As a parent, I want the best for my son. Sometimes it is not easy to anticipate what is best for him or to find a balance between encouraging and pushing too hard. This topic can be very controversial and disputable. Some parents prefer to make a decision for kids and push them to face a challenge. Other parents prefer to go with the flow and let their kids embrace life independently.

I have been analyzing and thinking about what is pushing too hard. Why are there so many disagreements and agreements about this topic? And why we—parents—are always in search of finding the right decision to bring up our kiddos. An interesting thing I discovered during my search and investigation.

Some parents are open to challenging their kids, educating them in exact science, widening their outlook—whether participating in sport activities or engaging them in any extra social scenes. These parents believe in the absolute success that comes from challenging.

Other parents strongly believe in giving their kids absolute freedom to make their choices independently. They are afraid that pushing their kids too far can cause them disappointment. Their kids might become resentful and develop a reluctance to try new things in the future. sometimes parents may think that this situation will cause an unhealthy effect on the mental health of their children due to too much parental pressure.

Kids

Get to Know Your Kid

A puzzle is created. In fact, both types of parents can be accepted differently and controversially, but it can be solved and interpreted. I think the most important factor is to know your kid’s personality. I think before any challenge, parents should pay attention to their kid’s strengths and interests.

Every kid has their own individuality and approach. Every kid has their own potential and talents to develop and show. A parent’s job is not to lose this talent and help it to develop along. With the right words and proper approach, parents can fascinate and inspire their kids to achieve anything, whether it’s sports or science. The most significant goal is to help develop their potential in what they are good at.

The first support of developing your kid’s strong personality comes from us: parents. I believe in founding a kid’s great potential to bring them up higher, rather than ignoring them and finding excuses not to pay attention, and let them play video games all day long, for example. I do not believe it when some parents say that their kids do not like activities and they prefer not to push them. I believe that every kid has a special talent to bring up. I believe not in pushing, I believe in inspiring and fascinating our kids to be better, follow their potential, and grow up more educated. And our job as parents is to educate them to be brave, smart, and learn to look  widely at the world.

reading

What to Do When Your Kid Pushes Back

There are so many parents who feel frustrated when their kids do not respond to inspiration and conversation anymore. How do you deal with it? What stands behind this reason? Why do kids refuse to make contact with us?
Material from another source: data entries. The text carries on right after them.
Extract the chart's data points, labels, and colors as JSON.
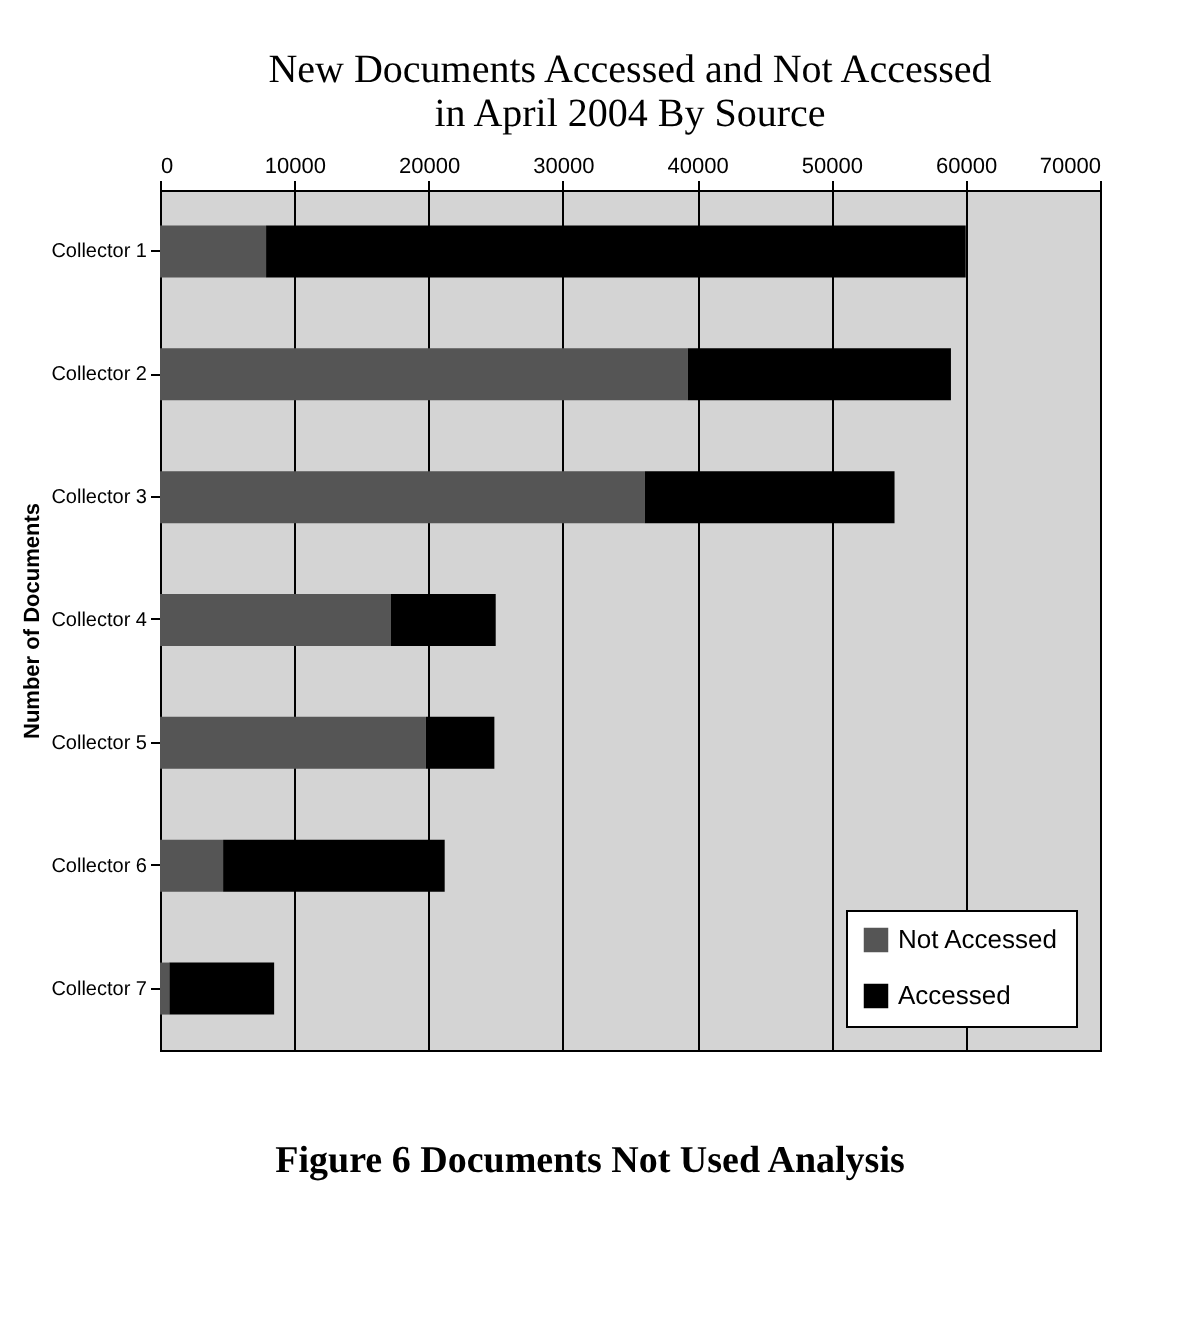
{
  "chart_data": {
    "type": "bar",
    "orientation": "horizontal",
    "stacked": true,
    "title": "New Documents Accessed and Not Accessed\nin April 2004 By Source",
    "ylabel": "Number of Documents",
    "annotations": [
      "Figure 6 Documents Not Used Analysis"
    ],
    "categories": [
      "Collector 1",
      "Collector 2",
      "Collector 3",
      "Collector 4",
      "Collector 5",
      "Collector 6",
      "Collector 7"
    ],
    "series": [
      {
        "name": "Not Accessed",
        "color": "#555555",
        "values": [
          7900,
          39300,
          36100,
          17200,
          19800,
          4700,
          700
        ]
      },
      {
        "name": "Accessed",
        "color": "#000000",
        "values": [
          52100,
          19600,
          18600,
          7800,
          5100,
          16500,
          7800
        ]
      }
    ],
    "xlim": [
      0,
      70000
    ],
    "xticks": [
      0,
      10000,
      20000,
      30000,
      40000,
      50000,
      60000,
      70000
    ],
    "grid": "x",
    "legend": "bottom right"
  }
}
When my son does not want to engage with me academically or socially, I try to figure out the reason first. The reasons vary every time. If he is tired of academic subjects, I try to incorporate other ways to learn. So if he doesn’t want to read an entire book about something, or he is having challenges absorbing everything from the book, we’ll watch documentaries on YouTube about the subject or find a comic book about it. That way, he’s still learning but doing it in a fun way.

Taekwondo

If he does not want to go to Taekwondo or swimming on some days, I give him a day off. Nevertheless, I look for the documentaries about martial arts or swimming on TV or search for a great article online. It helps my son to understand the importance of martial arts and sports in his life. Once, when we went to the library, I encouraged him to find a book about Michael Phelps. My son was so inspired by Michael Phelps’s story after reading the book, he decided to continue swimming to be stronger and became more serious about it. These examples of successful icons, like Michael Phelps, help him to persevere and not quit.

Engaging and working with your kid is not an easy job. It is a challenge that takes time, grit, and persistence. To be a full-time mom is a full-time job; my son is my project, and I want him to succeed, which is my goal in life. If I can apply myself to reach this goal, then I will be completely satisfied with my responsibilities as a mother and parent.